И вот к этому очередному болящему не без труда темной ночью продирается Акула. И находит его в кабинете врача, где идет игра в преферанс по рублю за вист, потому что Гиппократ заранее знает, с какой силой ему будет валить черва, наповал убивающая остальные масти. И когда Акула спокойно ждал окончания азартной партии, доктор от своей наглости объявил «мизер» с тремя пробоями и предложил страдающему провалом памяти Петридису записать его карту. В ответ на это оскорбительное для каждого нормального игрока заявление, Толик обиделся до такой степени, что, позабыв, с кем шпилит, ловит бестактного мозговрачителя и цепляет ему такой «паровоз», на котором можно без остановок ехать от «свердловки» до Слободки. Огорченный врач выскочил из кабинета делать обход, а Толик запросто достал из его стола бутылку лекарств с пятью звездочками на этикетке и стал распивать эту микстуру с балаболом Акулой, несмотря на то, что когда-то сильно на него обиделся.

В свое время Акула, перед тем как поздравить Толика с днем рождения, долго выбирал ему подарок. И наконец выбрал. Он поехал на Староконку и всего за гривенник купил маленького, но уже довольно вонючего козленка. А Толик же пока этого не знает. Он стоит у дверей и собирает конверты с каждого, кто прется к нему закусить и особенно выпить. Тут заявляется Акула и не бросает через плечо хозяина голодных взглядов на стол, вокруг которого гарцуют другие гости, всем своим видом показывая, что он им до жопы, а главное именины Петридиса. Балабол достал целый мешок козлиного блеяния, а Толик даже не делает вид, что дорог не такой клевый подарок, а внимание до его юбилея. Но кто в Одессе обижался на Акулу за его хохмы? Только малахольный Шапиро, который устраивал людям более главные, чем акулячие, мерзости. А Акула шворкает имениннику, что козел своей шкурой со счастливой мастью принесет Петридису такой фарт, о котором может лишь мечтать абитуриент-еврей перед сдачей экзаменов в университет. И пусть только попробует Петридис вынуть из дома этот подарок, так по сравнению с ним последний нищий будет самым фартожопым на свете. И суеверный Толик уговорил сам себя оставить эту радость на балконе. А в самом деле? Если у других в хатах живут обезьяны, собаки и прочая фауна, так что этот козел по кличке Вася хуже их гадит?

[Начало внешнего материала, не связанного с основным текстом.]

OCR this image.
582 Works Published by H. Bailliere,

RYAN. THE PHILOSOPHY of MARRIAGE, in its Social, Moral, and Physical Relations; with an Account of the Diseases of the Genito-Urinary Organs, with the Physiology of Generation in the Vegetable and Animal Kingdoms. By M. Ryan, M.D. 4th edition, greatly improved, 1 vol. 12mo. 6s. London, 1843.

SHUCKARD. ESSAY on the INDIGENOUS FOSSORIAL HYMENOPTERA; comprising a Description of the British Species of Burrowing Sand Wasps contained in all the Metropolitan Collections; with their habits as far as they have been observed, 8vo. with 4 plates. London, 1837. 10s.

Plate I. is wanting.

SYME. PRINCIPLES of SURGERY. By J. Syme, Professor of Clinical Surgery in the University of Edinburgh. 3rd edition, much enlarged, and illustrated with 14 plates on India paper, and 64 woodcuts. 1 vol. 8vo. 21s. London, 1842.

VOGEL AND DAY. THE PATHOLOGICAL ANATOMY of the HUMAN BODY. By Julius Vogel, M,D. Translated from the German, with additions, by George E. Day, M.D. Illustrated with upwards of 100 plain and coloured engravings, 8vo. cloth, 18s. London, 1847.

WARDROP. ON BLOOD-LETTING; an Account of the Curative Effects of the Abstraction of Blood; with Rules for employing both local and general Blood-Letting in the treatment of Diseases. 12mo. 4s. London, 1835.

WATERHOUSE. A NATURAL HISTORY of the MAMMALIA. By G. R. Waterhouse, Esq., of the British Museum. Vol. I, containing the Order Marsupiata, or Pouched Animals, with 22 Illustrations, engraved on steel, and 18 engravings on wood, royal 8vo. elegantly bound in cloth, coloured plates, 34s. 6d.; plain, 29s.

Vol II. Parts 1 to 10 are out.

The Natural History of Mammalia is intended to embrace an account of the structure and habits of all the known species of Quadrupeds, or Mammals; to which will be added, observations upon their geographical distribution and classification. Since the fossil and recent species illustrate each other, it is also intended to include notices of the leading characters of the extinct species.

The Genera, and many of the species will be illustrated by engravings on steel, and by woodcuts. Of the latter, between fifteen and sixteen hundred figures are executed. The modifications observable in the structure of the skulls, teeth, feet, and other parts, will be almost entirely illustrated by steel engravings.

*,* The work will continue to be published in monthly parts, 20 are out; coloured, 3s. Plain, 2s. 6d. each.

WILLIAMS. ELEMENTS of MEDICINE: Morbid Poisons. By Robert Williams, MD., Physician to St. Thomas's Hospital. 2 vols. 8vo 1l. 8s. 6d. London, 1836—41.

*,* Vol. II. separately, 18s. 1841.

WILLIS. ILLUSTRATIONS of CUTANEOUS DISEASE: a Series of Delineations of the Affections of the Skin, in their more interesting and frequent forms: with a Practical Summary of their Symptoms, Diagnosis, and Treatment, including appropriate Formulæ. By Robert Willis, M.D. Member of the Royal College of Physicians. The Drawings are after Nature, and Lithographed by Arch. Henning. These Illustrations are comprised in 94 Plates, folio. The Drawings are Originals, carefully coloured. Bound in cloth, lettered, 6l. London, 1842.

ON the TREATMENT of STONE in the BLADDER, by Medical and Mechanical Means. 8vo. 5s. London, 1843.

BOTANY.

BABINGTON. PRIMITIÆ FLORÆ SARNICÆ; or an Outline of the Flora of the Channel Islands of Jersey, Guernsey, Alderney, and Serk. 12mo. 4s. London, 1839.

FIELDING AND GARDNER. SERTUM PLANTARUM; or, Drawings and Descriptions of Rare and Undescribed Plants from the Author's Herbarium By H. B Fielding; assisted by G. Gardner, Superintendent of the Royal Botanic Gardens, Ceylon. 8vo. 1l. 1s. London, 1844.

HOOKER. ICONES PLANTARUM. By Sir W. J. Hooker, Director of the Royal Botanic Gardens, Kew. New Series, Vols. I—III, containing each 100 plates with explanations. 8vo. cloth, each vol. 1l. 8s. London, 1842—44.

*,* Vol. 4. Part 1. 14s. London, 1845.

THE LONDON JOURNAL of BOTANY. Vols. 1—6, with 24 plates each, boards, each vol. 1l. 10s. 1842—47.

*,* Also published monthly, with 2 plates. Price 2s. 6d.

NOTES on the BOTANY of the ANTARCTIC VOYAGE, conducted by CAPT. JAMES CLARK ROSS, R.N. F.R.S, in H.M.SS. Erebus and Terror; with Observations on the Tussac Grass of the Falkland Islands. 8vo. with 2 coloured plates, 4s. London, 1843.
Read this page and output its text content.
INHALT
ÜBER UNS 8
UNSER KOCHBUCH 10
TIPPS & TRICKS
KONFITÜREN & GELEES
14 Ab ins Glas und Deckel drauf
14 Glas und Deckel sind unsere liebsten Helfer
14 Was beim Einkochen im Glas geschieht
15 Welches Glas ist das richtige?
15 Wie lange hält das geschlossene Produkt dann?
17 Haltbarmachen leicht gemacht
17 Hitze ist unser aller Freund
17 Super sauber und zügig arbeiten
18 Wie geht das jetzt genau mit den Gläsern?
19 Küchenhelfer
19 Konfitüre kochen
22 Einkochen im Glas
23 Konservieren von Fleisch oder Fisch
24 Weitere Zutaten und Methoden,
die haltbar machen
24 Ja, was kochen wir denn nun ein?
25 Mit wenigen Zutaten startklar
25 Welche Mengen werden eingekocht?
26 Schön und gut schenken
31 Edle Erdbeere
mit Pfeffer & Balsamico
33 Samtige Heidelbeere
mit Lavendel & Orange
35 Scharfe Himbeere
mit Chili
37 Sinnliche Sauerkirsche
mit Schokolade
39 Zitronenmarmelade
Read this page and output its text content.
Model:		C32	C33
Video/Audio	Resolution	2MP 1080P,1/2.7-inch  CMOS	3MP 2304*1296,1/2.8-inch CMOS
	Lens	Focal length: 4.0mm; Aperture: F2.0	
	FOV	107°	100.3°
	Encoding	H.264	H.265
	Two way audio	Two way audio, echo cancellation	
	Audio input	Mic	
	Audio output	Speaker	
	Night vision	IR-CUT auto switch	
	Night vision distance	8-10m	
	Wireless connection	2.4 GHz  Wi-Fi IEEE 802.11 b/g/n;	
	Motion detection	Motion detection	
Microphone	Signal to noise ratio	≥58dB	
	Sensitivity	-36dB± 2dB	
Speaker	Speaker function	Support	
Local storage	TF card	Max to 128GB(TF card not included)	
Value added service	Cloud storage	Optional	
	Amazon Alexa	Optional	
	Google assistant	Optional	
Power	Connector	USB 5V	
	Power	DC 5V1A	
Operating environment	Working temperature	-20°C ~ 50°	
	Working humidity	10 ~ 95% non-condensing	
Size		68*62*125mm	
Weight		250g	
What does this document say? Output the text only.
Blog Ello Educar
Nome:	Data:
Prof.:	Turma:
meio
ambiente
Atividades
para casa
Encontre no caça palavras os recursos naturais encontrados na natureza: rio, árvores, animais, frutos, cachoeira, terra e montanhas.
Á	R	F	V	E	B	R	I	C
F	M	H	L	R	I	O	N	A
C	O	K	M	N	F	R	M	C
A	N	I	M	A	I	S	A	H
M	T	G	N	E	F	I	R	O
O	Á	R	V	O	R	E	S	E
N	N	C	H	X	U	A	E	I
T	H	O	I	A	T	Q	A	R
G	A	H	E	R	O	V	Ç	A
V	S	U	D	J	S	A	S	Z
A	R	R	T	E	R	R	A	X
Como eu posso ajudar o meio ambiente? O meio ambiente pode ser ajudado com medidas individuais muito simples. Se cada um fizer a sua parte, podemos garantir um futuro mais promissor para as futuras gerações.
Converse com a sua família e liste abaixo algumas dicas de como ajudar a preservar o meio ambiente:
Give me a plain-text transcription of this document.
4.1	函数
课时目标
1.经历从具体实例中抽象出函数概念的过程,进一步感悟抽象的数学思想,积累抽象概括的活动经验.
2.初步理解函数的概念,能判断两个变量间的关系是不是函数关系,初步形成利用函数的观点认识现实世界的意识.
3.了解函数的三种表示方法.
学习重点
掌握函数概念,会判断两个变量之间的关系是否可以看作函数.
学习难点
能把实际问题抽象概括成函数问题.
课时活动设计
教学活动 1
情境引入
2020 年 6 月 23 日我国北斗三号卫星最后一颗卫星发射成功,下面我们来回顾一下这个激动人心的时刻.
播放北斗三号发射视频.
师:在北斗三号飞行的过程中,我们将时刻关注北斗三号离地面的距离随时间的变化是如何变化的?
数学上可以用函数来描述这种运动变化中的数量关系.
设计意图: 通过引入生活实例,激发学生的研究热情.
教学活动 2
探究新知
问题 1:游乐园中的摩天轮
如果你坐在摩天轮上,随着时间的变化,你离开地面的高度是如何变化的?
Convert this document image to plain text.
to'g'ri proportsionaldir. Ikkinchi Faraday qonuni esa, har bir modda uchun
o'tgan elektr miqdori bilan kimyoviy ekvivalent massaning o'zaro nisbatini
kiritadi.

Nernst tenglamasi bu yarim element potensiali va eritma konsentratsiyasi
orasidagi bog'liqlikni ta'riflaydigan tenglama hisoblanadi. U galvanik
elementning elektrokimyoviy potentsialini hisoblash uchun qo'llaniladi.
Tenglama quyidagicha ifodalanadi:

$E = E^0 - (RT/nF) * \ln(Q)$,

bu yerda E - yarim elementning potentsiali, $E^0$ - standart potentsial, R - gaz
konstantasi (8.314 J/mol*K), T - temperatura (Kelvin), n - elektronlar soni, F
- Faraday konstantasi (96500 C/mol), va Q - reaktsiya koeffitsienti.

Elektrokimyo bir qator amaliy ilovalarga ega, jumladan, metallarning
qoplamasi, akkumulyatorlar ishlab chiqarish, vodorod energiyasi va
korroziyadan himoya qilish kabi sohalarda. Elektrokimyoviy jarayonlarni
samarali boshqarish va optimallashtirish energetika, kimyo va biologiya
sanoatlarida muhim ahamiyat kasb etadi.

А уже на следующий день балабол нес по всему городу тем, кто не блевал после попойки у Толика, что у Петридиса появился младший брат Василий Павлович. И Паша Петридис любит своего младшего сына куда больше Толика, потому что тот пока не умеет разговаривать. Самое смешное, что Паша Петридис таки-да привязался к козлу, нежнее, чем к собственному произведению. Хотя бы потому, что козел в отличие от сына, только вонял и гадил, а все остальное – сплошное удовольствие. Толик в противовес от козла гадил, где попадя, когда был сильно пьяный, а не только на балконе, как Вася. Зато когда Толик открывал от своих дел рот на папу, так блеяние козла было Паше лучше всякой «лав стори». Вот так они и жили – Толик, Вася вместе с дедушкой, папой и мамой мадам Петридис, которая в отличие от мужа была одинаково довольна обоими сыновьями. А средний Петридис, который только тем и занимался, что прятал в хате уже поздняковское добро, от не хер делать тренировал козла и уверял Толика, что у него мозгов гораздо меньше, чем у Васи. Тем более, что Вася радостно блеял, когда Паша спрашивал «Пойдем, где были вчера», а Толик бы ни за что уже не мекнул на такой вопрос, потому что исстрадался от провалов своей памяти.

И тем не менее, больной на всю голову Толик резко вспомнил за дедушку, папу, маму, а не только подарок Васю, когда балабол Акула с серьезным выражением на своей наглой морде предупредил, что с утра пораньше на его хату припрется пара гнедых, чтобы освободить от пыльного налета всякую утварь.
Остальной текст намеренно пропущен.